We should therefore consider an Aristotle (a philosopher and logician) or a Max Planck (father of quantum theory) or an Albert Einstein (physicist) to be very decided “left brain types”. Yet was it not Aristotle who wrote of the “impossibility of thought without a mental picture”; Max Planck who counselled “a vivid intuitive imagination for new ideas” and Einstein who informed the world that for him, the “elements” of physics were ever “vivid and muscular”. And for good measure, it seems that Mozart would ask his wife to read to him, in order to release him to write down on manuscript what he was ‘hearing’ in his head.

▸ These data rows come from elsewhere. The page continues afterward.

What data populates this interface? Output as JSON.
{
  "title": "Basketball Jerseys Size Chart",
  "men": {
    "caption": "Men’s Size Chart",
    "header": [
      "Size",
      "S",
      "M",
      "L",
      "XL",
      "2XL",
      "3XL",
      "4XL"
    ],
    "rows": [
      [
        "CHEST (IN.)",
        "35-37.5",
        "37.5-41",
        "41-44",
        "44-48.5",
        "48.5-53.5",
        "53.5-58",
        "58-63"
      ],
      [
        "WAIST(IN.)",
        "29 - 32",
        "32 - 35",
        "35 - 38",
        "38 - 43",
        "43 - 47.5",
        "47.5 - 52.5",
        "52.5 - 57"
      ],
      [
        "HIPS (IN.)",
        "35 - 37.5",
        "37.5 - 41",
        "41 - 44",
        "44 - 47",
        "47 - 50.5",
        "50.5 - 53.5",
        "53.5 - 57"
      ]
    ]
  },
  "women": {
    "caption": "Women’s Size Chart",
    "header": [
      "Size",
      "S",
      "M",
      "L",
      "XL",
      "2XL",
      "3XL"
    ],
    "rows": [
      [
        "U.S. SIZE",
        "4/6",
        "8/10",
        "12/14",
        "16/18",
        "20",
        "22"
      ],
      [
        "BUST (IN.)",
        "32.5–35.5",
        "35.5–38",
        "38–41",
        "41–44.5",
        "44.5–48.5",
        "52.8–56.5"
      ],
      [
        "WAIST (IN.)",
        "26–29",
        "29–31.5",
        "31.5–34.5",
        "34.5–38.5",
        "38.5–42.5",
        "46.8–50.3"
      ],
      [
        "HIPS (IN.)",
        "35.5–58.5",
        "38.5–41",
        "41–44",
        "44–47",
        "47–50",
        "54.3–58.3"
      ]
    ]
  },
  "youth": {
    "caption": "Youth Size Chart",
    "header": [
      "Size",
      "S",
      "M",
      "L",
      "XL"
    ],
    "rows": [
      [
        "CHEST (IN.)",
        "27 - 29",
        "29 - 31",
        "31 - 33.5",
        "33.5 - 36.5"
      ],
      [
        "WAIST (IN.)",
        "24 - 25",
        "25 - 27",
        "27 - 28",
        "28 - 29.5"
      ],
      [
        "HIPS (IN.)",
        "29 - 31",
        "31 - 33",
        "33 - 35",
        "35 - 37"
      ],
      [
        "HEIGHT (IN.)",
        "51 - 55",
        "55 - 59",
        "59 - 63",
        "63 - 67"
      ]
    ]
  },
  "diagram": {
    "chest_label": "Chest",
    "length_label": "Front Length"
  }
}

We surely need to avidly take up this incredible yet readily available duality that the mind possesses, if only in humble acknowledgement of the truth; namely that there is so much more to what some politicians pompously ‘peddle’ as “education, education, education”. The world around us – within and without – i.e. in our thoughts and feelings, our hopes and dreams, our achievements and disappointments, our ‘running’ experience of the world and of all with whom we share time and space – all possesses inherent natural beauty. Moreover, we shall, in blogs yet to be posted under the heading “Routes…. to Relaxation and Healing” make detailed reference to entire systems of non-verbal learning, which the world has witnessed over many centuries, i.e. Zen, Tao and Yoga. On the other hand, the underlying and underpinning philosophies of these – as well as of some of the world’s great religions – can at times amount to little short of a denial of to left hemisphere activity; whereas what we increasingly see to be needed to operate this genetically-programmed lateralization is balance and harmony.
- Timothy Gallway, a tennis pro who throughout the ‘70s’ and ‘80s’, originated and introduced the “Inner Game” approach and published a series of books, i.e. “The Inner Game of Tennis”, “The Inner Game of Golf”, “The Inner Game of Music etc.. Gallway referred throughout, not to right or left hemispheres of the brain but to a verbal and conscious “Self 1” and a separate, unconscious “Self 2”. Peak performance, according to Gallway, is achieved only when Self 1 stands aside and allows Self 2 to play the game. Kinaesthesia is that sense of awareness of the position and movement of voluntary body muscles.